Мы помолчали, думая о несчастной девушке, а потом Авенариус открыл дверцу машины и кивнул мне:
— Входи! Возьму тебя с собой! Дам тебе кроссовки и нож!
Я знал, что если я не пойду с ним прокалывать шины, то он не найдет никого другого и останется в своем чудачестве одинок, как в изгнании. Мне ужасно хотелось пойти с ним, но было лень, я чувствовал, как откуда–то издалека приближается ко мне сон. И бегать по улицам после полуночи представлялось бессмысленной жертвой.
— Пойду домой. Пройдусь пешком, — сказал я и подал ему руку.
Он отъехал. Я смотрел вслед «мерседесу», испытывая угрызения совести, что предал друга. Затем я направился к дому, и мысли мои вскоре вернулись к девушке, у которой жажда самоуничтожения распускалась черным цветком.
Я подумал: и однажды, когда кончился рабочий день, она не пошла домой, а подалась прочь из города.

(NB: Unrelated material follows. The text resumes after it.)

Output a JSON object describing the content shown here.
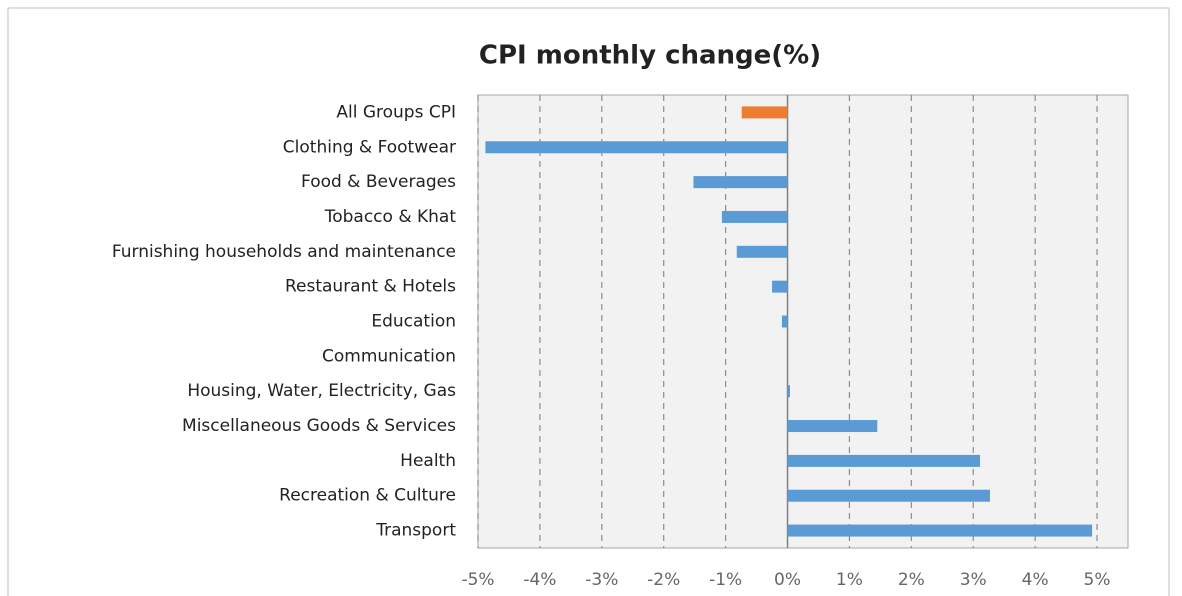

Она ничего не замечала вокруг, не знала, лето сейчас, осень или зима, идет она берегом моря или вдоль фабрики; она же давно не жила в мире; единственным ее миром была ее душа.
15
Она ничего не замечала вокруг, не знала, лето сейчас, осень или зима, идет она берегом моря или вдоль фабрики, и если она шла, то шла лишь потому, что душа, полная тревоги, жаждет движения, не в силах оставаться на месте, ибо вне движения начинает невыносимо болеть. Это так же, как при сильной зубной боли: что–то вынуждает вас ходить из угла в угол по комнате; в этом нет никакого разумного довода, потому что движение не может уменьшить боль, но невесть почему больной зуб умоляет вас двигаться.
Итак, девушка шла и очутилась на большой автостраде, по которой со свистом проносились машины, шла она по обочине, от одной каменной тумбы до другой, и, не обращая ни на что внимания, смотрела лишь в свою душу, в которой видела все те же несколько образов унижения. Она не могла оторвать от них глаз; лишь по временам, когда мимо с ревом проносился мотоцикл и у нее от этого рева чуть не лопались барабанные перепонки, она осознавала, что внешний мир существует; но этот мир для нее не имел никакого значения, это было пустое пространство, пригодное лишь к тому, чтобы идти и перемещать с места на место свою больную душу в надежде, что она будет меньше болеть.
Она уже давно собиралась покончить с собой под колесами машины. Но машины, мчавшиеся на огромной скорости по дороге, вселяли в нее страх, они были в тысячу раз сильнее ее; она и представить себе не могла, откуда у нее возьмется смелость броситься под колеса. Если только броситься на них, навстречу им, но на это не было сил, как не было их и тогда, когда ей хотелось кричать на заведующего, в чем–то несправедливо ее упрекавшего.
Она вышла из города, когда чуть смеркалось, а теперь была ночь. У нее болели ноги, она знала, что далеко не уйти. В этот момент усталости она увидела на большом указателе направления освещенное слово «Дижон».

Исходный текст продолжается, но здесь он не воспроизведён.